APIs

Hue can be accessed directly via a Django Python Shell or by its REST API.

REST

REST APIs are not all public yet but this is work in progress in HUE-1450.

Hue is Ajax based and has a REST API used by the browser to communicate (e.g. submit a query or workflow, list some S3 files, export a document…). Currently this API is private and subject to change but can be easily reused. You would need to GET /accounts/login to get the CSRF token and POST it back along username and password and reuse the sessionid cookie in next communication calls.

Quickstart

Hue is based on the Django Web Framework. Django comes with user authentication system. Django uses sessions and middleware to hook the authentication system into request object. Hue uses stock auth form which uses username and password and csrftoken form variables to authenticate.

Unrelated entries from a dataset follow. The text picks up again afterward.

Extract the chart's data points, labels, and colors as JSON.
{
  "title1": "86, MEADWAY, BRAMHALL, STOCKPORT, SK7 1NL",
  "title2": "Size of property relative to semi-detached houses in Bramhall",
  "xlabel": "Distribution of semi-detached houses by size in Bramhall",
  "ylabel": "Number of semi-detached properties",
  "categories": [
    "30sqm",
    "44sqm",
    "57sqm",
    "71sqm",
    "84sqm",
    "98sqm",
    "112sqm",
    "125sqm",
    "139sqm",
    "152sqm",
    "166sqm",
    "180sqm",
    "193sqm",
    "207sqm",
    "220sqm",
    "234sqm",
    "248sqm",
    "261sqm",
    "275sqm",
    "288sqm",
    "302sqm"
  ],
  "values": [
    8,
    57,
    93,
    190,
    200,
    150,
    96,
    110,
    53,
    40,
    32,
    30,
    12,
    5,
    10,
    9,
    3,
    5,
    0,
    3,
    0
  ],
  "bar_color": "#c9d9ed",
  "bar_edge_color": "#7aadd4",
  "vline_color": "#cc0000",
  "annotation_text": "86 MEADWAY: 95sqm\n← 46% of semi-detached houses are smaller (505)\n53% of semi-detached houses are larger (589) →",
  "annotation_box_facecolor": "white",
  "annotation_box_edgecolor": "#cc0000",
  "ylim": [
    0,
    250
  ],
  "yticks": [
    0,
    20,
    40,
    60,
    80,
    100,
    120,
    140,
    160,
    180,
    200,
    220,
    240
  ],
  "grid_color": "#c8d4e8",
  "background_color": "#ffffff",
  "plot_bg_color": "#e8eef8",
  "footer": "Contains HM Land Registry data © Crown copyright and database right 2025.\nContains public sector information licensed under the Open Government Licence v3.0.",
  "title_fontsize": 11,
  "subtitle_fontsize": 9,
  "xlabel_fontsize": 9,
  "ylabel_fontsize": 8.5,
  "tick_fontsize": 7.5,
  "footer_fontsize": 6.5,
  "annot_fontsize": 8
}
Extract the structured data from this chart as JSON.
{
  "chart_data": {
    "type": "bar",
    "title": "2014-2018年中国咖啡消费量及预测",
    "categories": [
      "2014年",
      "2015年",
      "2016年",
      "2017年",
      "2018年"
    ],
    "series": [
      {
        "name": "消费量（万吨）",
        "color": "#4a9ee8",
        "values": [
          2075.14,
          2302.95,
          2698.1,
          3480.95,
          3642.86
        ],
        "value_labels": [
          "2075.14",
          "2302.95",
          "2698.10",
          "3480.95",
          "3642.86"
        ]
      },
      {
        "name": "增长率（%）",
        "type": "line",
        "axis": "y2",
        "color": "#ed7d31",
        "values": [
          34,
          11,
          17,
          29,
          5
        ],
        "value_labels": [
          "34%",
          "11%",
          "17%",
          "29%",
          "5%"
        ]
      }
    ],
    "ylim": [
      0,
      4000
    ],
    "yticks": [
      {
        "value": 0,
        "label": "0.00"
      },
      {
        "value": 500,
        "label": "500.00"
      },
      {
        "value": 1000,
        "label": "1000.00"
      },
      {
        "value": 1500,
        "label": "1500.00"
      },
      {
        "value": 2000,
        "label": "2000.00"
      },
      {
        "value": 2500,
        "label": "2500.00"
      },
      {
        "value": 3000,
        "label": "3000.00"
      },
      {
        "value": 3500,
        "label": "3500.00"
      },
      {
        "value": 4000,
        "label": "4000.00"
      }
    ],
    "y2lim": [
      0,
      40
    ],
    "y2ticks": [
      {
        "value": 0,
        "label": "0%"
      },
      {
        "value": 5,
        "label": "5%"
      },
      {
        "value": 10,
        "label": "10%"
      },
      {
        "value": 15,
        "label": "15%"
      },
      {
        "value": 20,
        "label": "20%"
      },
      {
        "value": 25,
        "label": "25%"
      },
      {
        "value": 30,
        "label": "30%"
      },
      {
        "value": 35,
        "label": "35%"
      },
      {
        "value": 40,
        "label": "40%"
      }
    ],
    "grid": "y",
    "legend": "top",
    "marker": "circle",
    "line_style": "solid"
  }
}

In this code snippet, we will use well-known python requests library. We will first acquire csrftoken by GET login_url and then create a dictionary of form data which contains username, password and csrftoken and the next_url and another dictionary for header which contains the Referer url and an empty dictionary for the cookies. After the POST request to login_url we will check the reponse code, which should be r.status_code == 200.

Once the request is successful then capture headers and cookies for subsequent requests. Subsequent request.session calls can be made by providing cookies=session.cookies and headers=session.headers.

import requests

def login_djangosite():
next_url = "/"
login_url = "http://localhost:8888/accounts/login?next=/"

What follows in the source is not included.